Direct Preference Optimization: Your Language Model Is Secretly a Reward Model - 2023
Details
Title : Direct Preference Optimization: Your Language Model Is Secretly a Reward Model uthor(s): Rafailov, Rafael and Sharma, Archit and Mitchell, Eric and Ermon, Stefano and Manning, Christopher D. and Finn, Chelsea Link(s) : http://arxiv.org/abs/2305.18290
Rough Notes
Recall Reinforcement Learning From Human Feedback (RLHF):
- Collect text dataset.
- Train a model on this dataset to predict text.
- Collect data for reward modelling, by passing prompts \(x_i\) and gathering (at least 2) answers \(y_{ij}\), and the preferences \(p_{ij}\) for each of the answers. The prompts can be done by humans.

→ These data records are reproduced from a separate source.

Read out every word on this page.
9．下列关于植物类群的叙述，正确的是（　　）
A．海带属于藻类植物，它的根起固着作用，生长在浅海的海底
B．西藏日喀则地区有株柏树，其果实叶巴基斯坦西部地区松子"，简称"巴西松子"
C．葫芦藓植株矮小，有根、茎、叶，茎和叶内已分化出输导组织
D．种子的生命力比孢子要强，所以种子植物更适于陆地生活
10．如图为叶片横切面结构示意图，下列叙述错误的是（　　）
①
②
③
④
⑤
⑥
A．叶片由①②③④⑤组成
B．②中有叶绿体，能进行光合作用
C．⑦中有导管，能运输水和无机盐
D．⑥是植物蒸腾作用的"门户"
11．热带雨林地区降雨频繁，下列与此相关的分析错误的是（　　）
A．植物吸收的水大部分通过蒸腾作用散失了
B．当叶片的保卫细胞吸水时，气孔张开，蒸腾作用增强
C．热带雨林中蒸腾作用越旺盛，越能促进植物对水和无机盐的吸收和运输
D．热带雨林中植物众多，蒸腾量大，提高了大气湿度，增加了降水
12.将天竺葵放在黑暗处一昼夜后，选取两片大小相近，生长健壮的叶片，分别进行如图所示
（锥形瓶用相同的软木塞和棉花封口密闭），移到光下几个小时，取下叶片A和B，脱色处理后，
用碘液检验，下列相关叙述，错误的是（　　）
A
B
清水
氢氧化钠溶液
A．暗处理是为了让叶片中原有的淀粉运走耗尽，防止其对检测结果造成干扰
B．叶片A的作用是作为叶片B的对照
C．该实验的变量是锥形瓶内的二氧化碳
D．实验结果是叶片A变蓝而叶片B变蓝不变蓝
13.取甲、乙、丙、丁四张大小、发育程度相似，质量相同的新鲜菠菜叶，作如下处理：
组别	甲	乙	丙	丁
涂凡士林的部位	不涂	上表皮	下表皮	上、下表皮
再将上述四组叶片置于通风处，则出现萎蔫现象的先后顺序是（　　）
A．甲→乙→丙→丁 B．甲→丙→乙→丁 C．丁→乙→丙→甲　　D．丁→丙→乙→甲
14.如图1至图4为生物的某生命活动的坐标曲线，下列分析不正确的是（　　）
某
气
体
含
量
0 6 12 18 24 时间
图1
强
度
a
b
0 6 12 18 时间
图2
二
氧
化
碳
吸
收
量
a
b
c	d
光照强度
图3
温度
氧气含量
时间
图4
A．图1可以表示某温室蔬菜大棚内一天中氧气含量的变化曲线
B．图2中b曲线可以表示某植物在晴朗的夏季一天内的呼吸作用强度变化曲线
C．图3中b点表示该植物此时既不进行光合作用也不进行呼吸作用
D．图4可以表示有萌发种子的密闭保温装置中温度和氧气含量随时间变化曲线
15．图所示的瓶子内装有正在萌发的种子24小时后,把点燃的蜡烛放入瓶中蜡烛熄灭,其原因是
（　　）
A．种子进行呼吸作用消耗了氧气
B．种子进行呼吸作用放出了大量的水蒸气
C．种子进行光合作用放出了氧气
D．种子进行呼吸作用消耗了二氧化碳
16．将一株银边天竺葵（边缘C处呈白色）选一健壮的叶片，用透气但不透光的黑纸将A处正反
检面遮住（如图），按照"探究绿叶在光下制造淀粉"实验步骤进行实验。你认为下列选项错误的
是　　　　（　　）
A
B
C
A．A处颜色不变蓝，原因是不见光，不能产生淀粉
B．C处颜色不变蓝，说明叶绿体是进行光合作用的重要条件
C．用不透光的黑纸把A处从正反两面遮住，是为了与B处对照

- Train a reward model which produces a score for the answers \(y_{ij}\) where the training objective is to maximize the probability of choosing the preferred answer and minimizing the other answer (assuming binary answers).
- Do RL where you want the model (agent) to generate answers (actions) to prompts (states) with higher rewards (which is from the reward model). The optimization objective also includes a regularizer to make sure the old (frozen) model's policy is not too different from the new model's policy - this also prevents reward hacking. Commonly used RL method here is PPO.
However, RL comes with its own problems.
In this work, the authors introduce an approach that bypasses the RLHF phase, turning the reward in the RLHF into the original LLM training objective. Here, the probability of human preference data is written with the optimal policy rather than with the reward model.